Bayerns skurrilste Momente 2025: Von Honigbomben bis zu flüchtigen Schildkröten
Jana HerrmannNackt-Yoga, Gurke, Katze im Paket: Bayerns bizarre Vorfälle - Bayerns skurrilste Momente 2025: Von Honigbomben bis zu flüchtigen Schildkröten
FC Bayern München erlebte 2025 eine Reihe kurioser Ereignisse Von skurrilen Rettungseinsätzen bis zu ungewöhnlichen Straftaten – das Jahr hielt so manche Überraschung bereit. Manche Vorfälle brachten die Einheimischen zum Schmunzeln, andere erforderten schnelles Handeln der Einsatzkräfte.
Das Jahr begann im Mai mit einem langsam eskalierenden Rätsel: Guggi, eine 100-jährige Schildkröte, verschwand in Coburg spurlos. Tage lang suchten ihre Besitzer, bis das Reptil schließlich in der Nähe eines Gartenhäuschens entdeckt wurde.
Im Juni sorgten gleich zwei seltsame Vorfälle für Aufsehen. In Ansbach löste ein Bombenalarm Panik aus – doch statt Sprengstoff fanden die Behörden lediglich einen Stapel Honiggläser, die als Scherz deponiert worden waren. Unterdessen steckte in Nürnberg ein Mann im Badezimmerfenster fest. Die Feuerwehr rückte an und riet ihm, den Bauch einzuziehen, bevor sie ihn befreien konnte.
Bis September machte Sulzbach-Rosenberg gleich zweimal Schlagzeilen: Eine Frau löste mit einer nackten Yogastunde in ihrem Garten Beschwerden der Nachbarn aus, die zu einem hitzigen Streit führten. Fast zur gleichen Zeit durchschaute eine 86-jährige Anwohnerin einen Betrüger – sie lachte nur, als sie den falschen Polizeianruf eines Hochstaplers beendete. Noch im selben Monat wurde in Rothenburg ob der Tauber ein achtjähriger Junge nachts allein in seinem Pyjama umherirrend aufgefunden.

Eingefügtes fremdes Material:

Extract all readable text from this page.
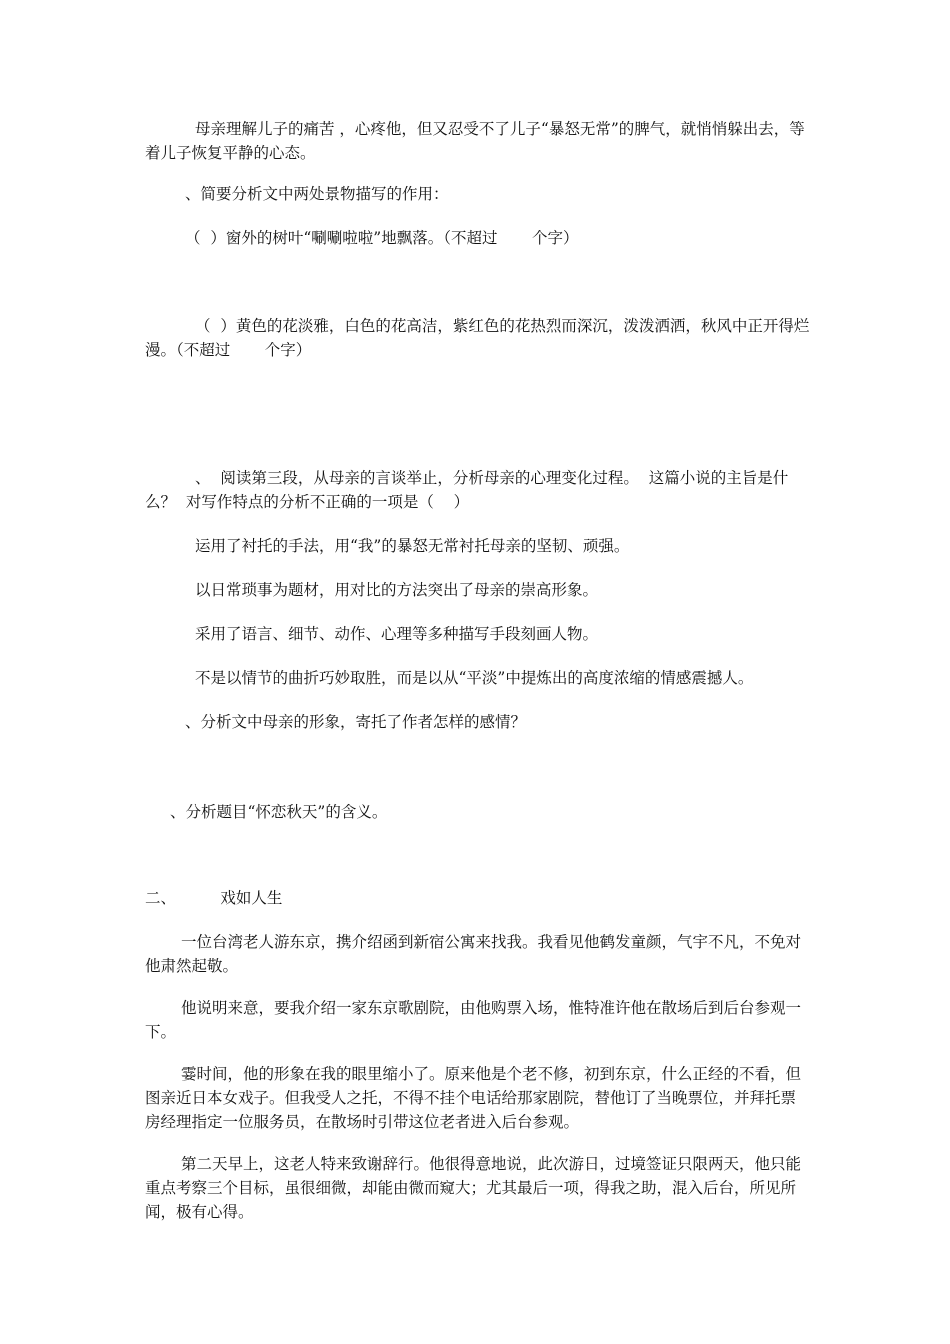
母亲理解儿子的痛苦 ，心疼他，但又忍受不了儿子“暴怒无常”的脾气，就悄悄躲出去，等着儿子恢复平静的心态。

、简要分析文中两处景物描写的作用：

（  ）窗外的树叶“唰唰啦啦”地飘落。（不超过       个字）

（  ）黄色的花淡雅，白色的花高洁，紫红色的花热烈而深沉，泼泼洒洒，秋风中正开得烂漫。（不超过       个字）

、  阅读第三段，从母亲的言谈举止，分析母亲的心理变化过程。  这篇小说的主旨是什么？  对写作特点的分析不正确的一项是（    ）

运用了衬托的手法，用“我”的暴怒无常衬托母亲的坚韧、顽强。

以日常琐事为题材，用对比的方法突出了母亲的崇高形象。

采用了语言、细节、动作、心理等多种描写手段刻画人物。

不是以情节的曲折巧妙取胜，而是以从“平淡”中提炼出的高度浓缩的情感震撼人。

、分析文中母亲的形象，寄托了作者怎样的感情？

、分析题目“怀恋秋天”的含义。

二、         戏如人生

一位台湾老人游东京，携介绍函到新宿公寓来找我。我看见他鹤发童颜，气宇不凡，不免对他肃然起敬。

他说明来意，要我介绍一家东京歌剧院，由他购票入场，惟特准许他在散场后到后台参观一下。

霎时间，他的形象在我的眼里缩小了。原来他是个老不修，初到东京，什么正经的不看，但图亲近日本女戏子。但我受人之托，不得不挂个电话给那家剧院，替他订了当晚票位，并拜托票房经理指定一位服务员，在散场时引带这位老者进入后台参观。

第二天早上，这老人特来致谢辞行。他很得意地说，此次游日，过境签证只限两天，他只能重点考察三个目标，虽很细微，却能由微而窥大；尤其最后一项，得我之助，混入后台，所见所闻，极有心得。
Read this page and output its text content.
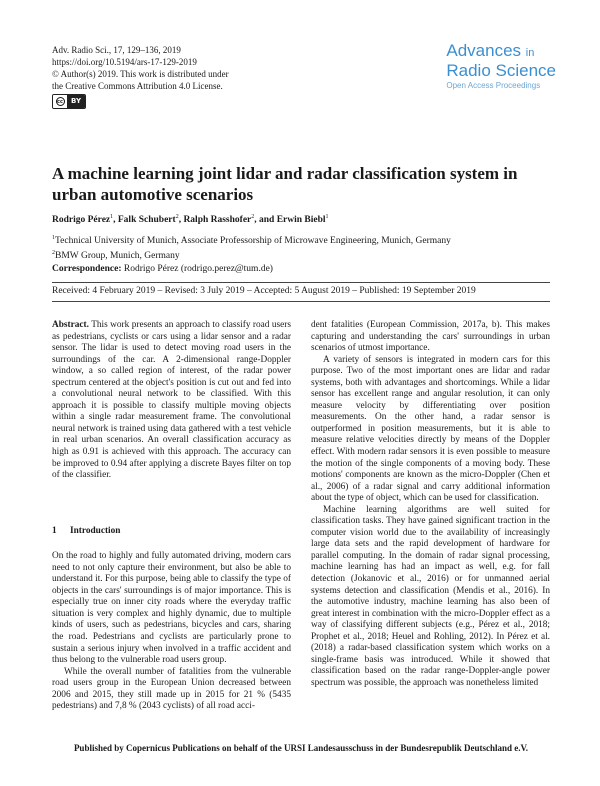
Adv. Radio Sci., 17, 129–136, 2019
https://doi.org/10.5194/ars-17-129-2019
© Author(s) 2019. This work is distributed under
the Creative Commons Attribution 4.0 License.
cc	BY
Advances in
Radio Science
Open Access Proceedings
A machine learning joint lidar and radar classification system in urban automotive scenarios
Rodrigo Pérez$^1$, Falk Schubert$^2$, Ralph Rasshofer$^2$, and Erwin Biebl$^1$
$^1$Technical University of Munich, Associate Professorship of Microwave Engineering, Munich, Germany
$^2$BMW Group, Munich, Germany
Correspondence: Rodrigo Pérez (rodrigo.perez@tum.de)
Received: 4 February 2019 – Revised: 3 July 2019 – Accepted: 5 August 2019 – Published: 19 September 2019

Abstract. This work presents an approach to classify road users as pedestrians, cyclists or cars using a lidar sensor and a radar sensor. The lidar is used to detect moving road users in the surroundings of the car. A 2-dimensional range-Doppler window, a so called region of interest, of the radar power spectrum centered at the object's position is cut out and fed into a convolutional neural network to be classified. With this approach it is possible to classify multiple moving objects within a single radar measurement frame. The convolutional neural network is trained using data gathered with a test vehicle in real urban scenarios. An overall classification accuracy as high as 0.91 is achieved with this approach. The accuracy can be improved to 0.94 after applying a discrete Bayes filter on top of the classifier.

1 Introduction

On the road to highly and fully automated driving, modern cars need to not only capture their environment, but also be able to understand it. For this purpose, being able to classify the type of objects in the cars' surroundings is of major importance. This is especially true on inner city roads where the everyday traffic situation is very complex and highly dynamic, due to multiple kinds of users, such as pedestrians, bicycles and cars, sharing the road. Pedestrians and cyclists are particularly prone to sustain a serious injury when involved in a traffic accident and thus belong to the vulnerable road users group.

While the overall number of fatalities from the vulnerable road users group in the European Union decreased between 2006 and 2015, they still made up in 2015 for 21 % (5435 pedestrians) and 7,8 % (2043 cyclists) of all road acci-

dent fatalities (European Commission, 2017a, b). This makes capturing and understanding the cars' surroundings in urban scenarios of utmost importance.

A variety of sensors is integrated in modern cars for this purpose. Two of the most important ones are lidar and radar systems, both with advantages and shortcomings. While a lidar sensor has excellent range and angular resolution, it can only measure velocity by differentiating over position measurements. On the other hand, a radar sensor is outperformed in position measurements, but it is able to measure relative velocities directly by means of the Doppler effect. With modern radar sensors it is even possible to measure the motion of the single components of a moving body. These motions' components are known as the micro-Doppler (Chen et al., 2006) of a radar signal and carry additional information about the type of object, which can be used for classification.

Machine learning algorithms are well suited for classification tasks. They have gained significant traction in the computer vision world due to the availability of increasingly large data sets and the rapid development of hardware for parallel computing. In the domain of radar signal processing, machine learning has had an impact as well, e.g. for fall detection (Jokanovic et al., 2016) or for unmanned aerial systems detection and classification (Mendis et al., 2016). In the automotive industry, machine learning has also been of great interest in combination with the micro-Doppler effect as a way of classifying different subjects (e.g., Pérez et al., 2018; Prophet et al., 2018; Heuel and Rohling, 2012). In Pérez et al. (2018) a radar-based classification system which works on a single-frame basis was introduced. While it showed that classification based on the radar range-Doppler-angle power spectrum was possible, the approach was nonetheless limited

Published by Copernicus Publications on behalf of the URSI Landesausschuss in der Bundesrepublik Deutschland e.V.
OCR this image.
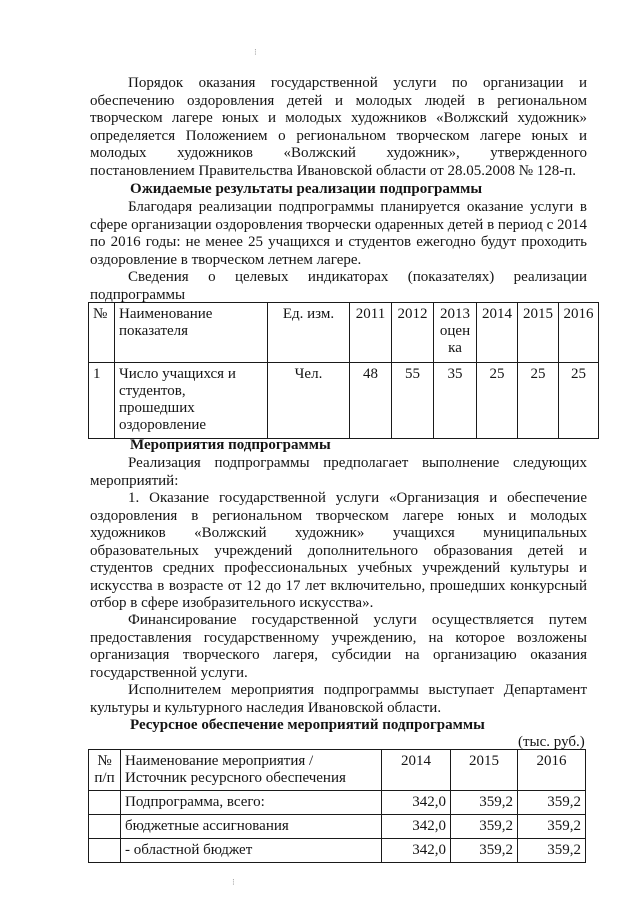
⁝

Порядок оказания государственной услуги по организации и обеспечению оздоровления детей и молодых людей в региональном творческом лагере юных и молодых художников «Волжский художник» определяется Положением о региональном творческом лагере юных и молодых художников «Волжский художник», утвержденного постановлением Правительства Ивановской области от 28.05.2008 № 128-п.

Ожидаемые результаты реализации подпрограммы

Благодаря реализации подпрограммы планируется оказание услуги в сфере организации оздоровления творчески одаренных детей в период с 2014 по 2016 годы: не менее 25 учащихся и студентов ежегодно будут проходить оздоровление в творческом летнем лагере.

Сведения о целевых индикаторах (показателях) реализации подпрограммы

№	Наименование показателя	Ед. изм.	2011	2012	2013 оцен ка	2014	2015	2016
1	Число учащихся и студентов, прошедших оздоровление	Чел.	48	55	35	25	25	25

Мероприятия подпрограммы

Реализация подпрограммы предполагает выполнение следующих мероприятий:

1. Оказание государственной услуги «Организация и обеспечение оздоровления в региональном творческом лагере юных и молодых художников «Волжский художник» учащихся муниципальных образовательных учреждений дополнительного образования детей и студентов средних профессиональных учебных учреждений культуры и искусства в возрасте от 12 до 17 лет включительно, прошедших конкурсный отбор в сфере изобразительного искусства».

Финансирование государственной услуги осуществляется путем предоставления государственному учреждению, на которое возложены организация творческого лагеря, субсидии на организацию оказания государственной услуги.

Исполнителем мероприятия подпрограммы выступает Департамент культуры и культурного наследия Ивановской области.

Ресурсное обеспечение мероприятий подпрограммы

(тыс. руб.)

№ п/п	Наименование мероприятия / Источник ресурсного обеспечения	2014	2015	2016
	Подпрограмма, всего:	342,0	359,2	359,2
	бюджетные ассигнования	342,0	359,2	359,2
	- областной бюджет	342,0	359,2	359,2
⁝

Der Oktober war besonders ereignisreich: In München musste ein Mann dramatisch von seinem Balkon im 13. Stock gerettet werden, nachdem ein Feuer ausgebrochen war. Die Einsatzkräfte nutzten eine Hubarbeitsbühne, um ihn zu erreichen. In Dinkelsbühl sorgte ein durchgegangener Staubsaugerroboter für Chaos, als er auf die Straße rollte und Passanten verwirrte. Zudem gelang in Birgland ein dreister Betrug: Ein 42-Jähriger täuschte einen Käufer mit Kürbissen statt der versprochenen Goldmünzen im Wert von 50.000 Euro.
Das Jahr endete mit zwei tierischen Rettungsaktionen. In Augsburg befreiten Feuerwehrleute eine Katze, die im Motorraum eines Autos eingeklemmt war. Nur wenige Tage später erlebte ein Bäckereimitarbeiter in Neu-Ulm einen Schock, als er ein versiegeltes Paket öffnete – statt Backwaren sprang ihm eine lebende Katze entgegen.
Die Vorfälle reichten von harmlosen Streichen bis zu ernsthaften Notfällen und hielten sowohl Anwohner als auch Behörden in Atem. Manche Geschichten endeten mit Gelächter, andere verlangten schnelle Entscheidungen und Teamwork. Jeder dieser Momente trug zu einem Jahr bei, das in Bayern so schnell nicht in Vergessenheit geraten wird.